Fortune Telling Collection - Ziwei fortune-telling - Take a stainless steel spoon and look at your face from the concave and convex sides of the spoon. What did you find? UH huh?

Take a stainless steel spoon and look at your face from the concave and convex sides of the spoon. What did you find? UH huh?

When viewed from a concave surface, the face becomes smaller, and when viewed from a convex surface, the face becomes larger.

Reflection usually, when looking at a straight surface, the reflection will look back at you along the same straight line. You will see the right side up and the right side down. But when you look at the spoon, the situation is different.

The spoon is concave (inward), which is why it is upside down. Because it is concave, the light is reflected obliquely. The top of the spoon reflects downward, while the bottom reflects upward. The same is true for the left and right sides: the left reflects to the right, and the right reflects to the left. Because of this reflection, the contents at the bottom are displayed at the top, and vice versa.

Concave mirror principle

Concave mirror's principle is reflection imaging. The spoon is concave mirror, the convex lens is refractive imaging, and the concave mirror plays a condensing role, and the imaging varies according to the object distance. Mirror (including convex mirror) is an instrument that does not transmit light, but reflects it back.

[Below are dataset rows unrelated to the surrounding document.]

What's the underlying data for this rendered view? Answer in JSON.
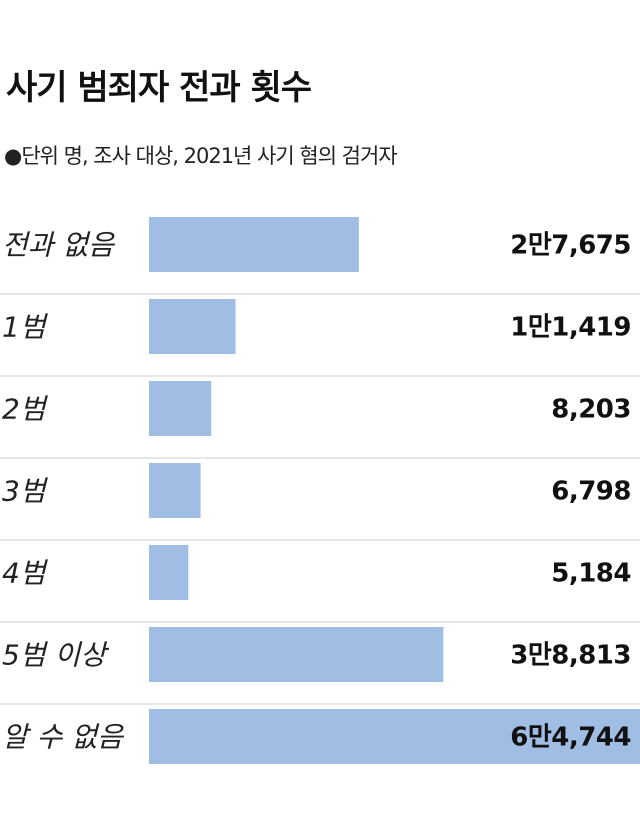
{
  "title": "사기 범죄자 전과 횟수",
  "subtitle": "●단위  명, 조사 대상, 2021년 사기 혐의 검거자",
  "colors": {
    "bar": "#a0bee3",
    "divider": "#cfcfcf",
    "text": "#111111"
  },
  "chart_data": {
    "type": "bar",
    "orientation": "horizontal",
    "title": "사기 범죄자 전과 횟수",
    "subtitle": "단위  명, 조사 대상, 2021년 사기 혐의 검거자",
    "categories": [
      "전과 없음",
      "1범",
      "2범",
      "3범",
      "4범",
      "5범 이상",
      "알 수 없음"
    ],
    "values": [
      27675,
      11419,
      8203,
      6798,
      5184,
      38813,
      64744
    ],
    "value_labels": [
      "2만7,675",
      "1만1,419",
      "8,203",
      "6,798",
      "5,184",
      "3만8,813",
      "6만4,744"
    ],
    "xlim": [
      0,
      64744
    ],
    "grid": false,
    "legend": "none"
  }
}
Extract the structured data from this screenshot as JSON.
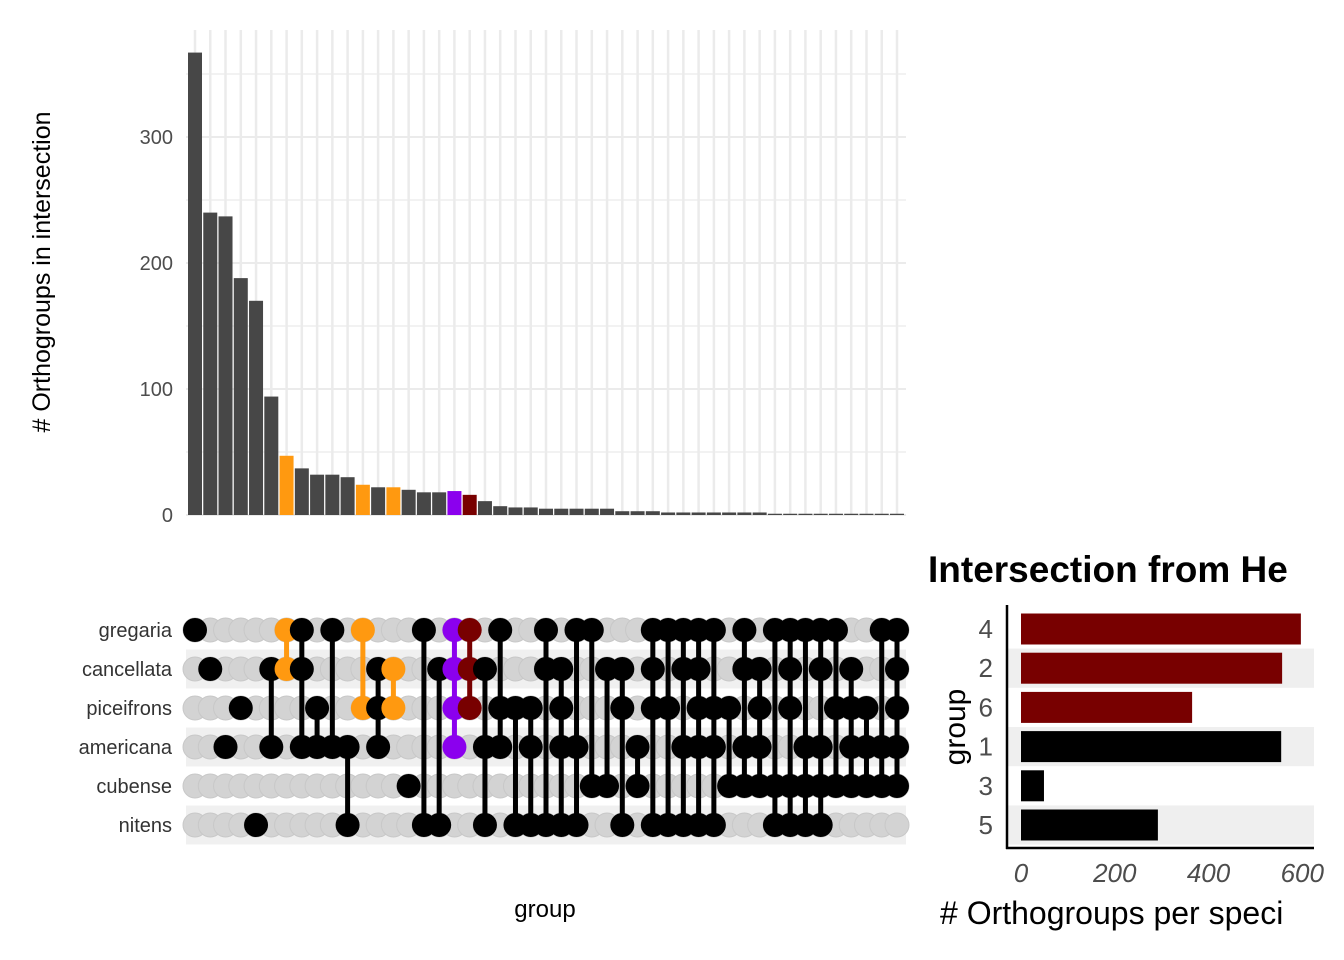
{
  "chart_data": [
    {
      "type": "bar",
      "subtype": "upset-intersection-sizes",
      "ylabel": "# Orthogroups in intersection",
      "xlabel": "group",
      "ylim": [
        0,
        385
      ],
      "yticks": [
        0,
        100,
        200,
        300
      ],
      "grid": true,
      "bar_color": "#474747",
      "values": [
        367,
        240,
        237,
        188,
        170,
        94,
        47,
        37,
        32,
        32,
        30,
        24,
        22,
        22,
        20,
        18,
        18,
        19,
        16,
        11,
        7,
        6,
        6,
        5,
        5,
        5,
        5,
        5,
        3,
        3,
        3,
        2,
        2,
        2,
        2,
        2,
        2,
        2,
        1,
        1,
        1,
        1,
        1,
        1,
        1,
        1,
        1
      ],
      "highlights": [
        {
          "column": 7,
          "color": "#FF9910"
        },
        {
          "column": 12,
          "color": "#FF9910"
        },
        {
          "column": 14,
          "color": "#FF9910"
        },
        {
          "column": 18,
          "color": "#8B00EE"
        },
        {
          "column": 19,
          "color": "#780000"
        }
      ],
      "sets": [
        "gregaria",
        "cancellata",
        "piceifrons",
        "americana",
        "cubense",
        "nitens"
      ],
      "memberships": [
        [
          "gregaria"
        ],
        [
          "cancellata"
        ],
        [
          "americana"
        ],
        [
          "piceifrons"
        ],
        [
          "nitens"
        ],
        [
          "cancellata",
          "americana"
        ],
        [
          "gregaria",
          "cancellata"
        ],
        [
          "gregaria",
          "cancellata",
          "americana"
        ],
        [
          "piceifrons",
          "americana"
        ],
        [
          "gregaria",
          "americana"
        ],
        [
          "americana",
          "nitens"
        ],
        [
          "gregaria",
          "piceifrons"
        ],
        [
          "cancellata",
          "piceifrons",
          "americana"
        ],
        [
          "cancellata",
          "piceifrons"
        ],
        [
          "cubense"
        ],
        [
          "gregaria",
          "nitens"
        ],
        [
          "cancellata",
          "nitens"
        ],
        [
          "gregaria",
          "cancellata",
          "piceifrons",
          "americana"
        ],
        [
          "gregaria",
          "cancellata",
          "piceifrons"
        ],
        [
          "cancellata",
          "americana",
          "nitens"
        ],
        [
          "gregaria",
          "piceifrons",
          "americana"
        ],
        [
          "piceifrons",
          "nitens"
        ],
        [
          "piceifrons",
          "americana",
          "nitens"
        ],
        [
          "gregaria",
          "cancellata",
          "nitens"
        ],
        [
          "cancellata",
          "piceifrons",
          "americana",
          "nitens"
        ],
        [
          "gregaria",
          "americana",
          "nitens"
        ],
        [
          "gregaria",
          "cubense"
        ],
        [
          "cancellata",
          "cubense"
        ],
        [
          "cancellata",
          "piceifrons",
          "nitens"
        ],
        [
          "americana",
          "cubense"
        ],
        [
          "gregaria",
          "cancellata",
          "piceifrons",
          "nitens"
        ],
        [
          "gregaria",
          "piceifrons",
          "nitens"
        ],
        [
          "gregaria",
          "americana",
          "nitens",
          "cancellata"
        ],
        [
          "gregaria",
          "cancellata",
          "piceifrons",
          "americana",
          "nitens"
        ],
        [
          "gregaria",
          "piceifrons",
          "americana",
          "nitens"
        ],
        [
          "piceifrons",
          "cubense"
        ],
        [
          "gregaria",
          "cancellata",
          "americana",
          "cubense"
        ],
        [
          "cancellata",
          "piceifrons",
          "americana",
          "cubense"
        ],
        [
          "gregaria",
          "cubense",
          "nitens"
        ],
        [
          "gregaria",
          "cancellata",
          "piceifrons",
          "cubense",
          "nitens"
        ],
        [
          "gregaria",
          "americana",
          "cubense",
          "nitens"
        ],
        [
          "gregaria",
          "cancellata",
          "americana",
          "cubense",
          "nitens"
        ],
        [
          "gregaria",
          "piceifrons",
          "cubense"
        ],
        [
          "cancellata",
          "piceifrons",
          "americana",
          "cubense"
        ],
        [
          "piceifrons",
          "americana",
          "cubense"
        ],
        [
          "gregaria",
          "americana",
          "cubense"
        ],
        [
          "cancellata",
          "piceifrons",
          "americana",
          "cubense",
          "gregaria"
        ]
      ],
      "empty_dot_color": "#d3d3d3",
      "dot_color": "#000000"
    },
    {
      "type": "bar",
      "orientation": "horizontal",
      "title": "Intersection from He",
      "xlabel": "# Orthogroups per speci",
      "ylabel": "group",
      "categories": [
        "4",
        "2",
        "6",
        "1",
        "3",
        "5"
      ],
      "values": [
        597,
        557,
        365,
        555,
        49,
        292
      ],
      "colors": [
        "#780000",
        "#780000",
        "#780000",
        "#000000",
        "#000000",
        "#000000"
      ],
      "xlim": [
        0,
        625
      ],
      "xticks": [
        "0",
        "200",
        "400",
        "600"
      ]
    }
  ]
}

Light obeys the law of light reflection.

Imaging law: When the object distance is less than the focal length, it becomes a vertical magnified virtual image. The farther the object is from the mirror, the bigger the image. When the object distance is greater than 1 times and the focal length is less than 2 times, it becomes an inverted magnified real image; When the object distance is equal to 2 times the focal length, it becomes an inverted real image with equal size; When the object distance is more than 2 times the focal length, it becomes an inverted reduced real image; The farther the object is from the mirror, the smaller the image.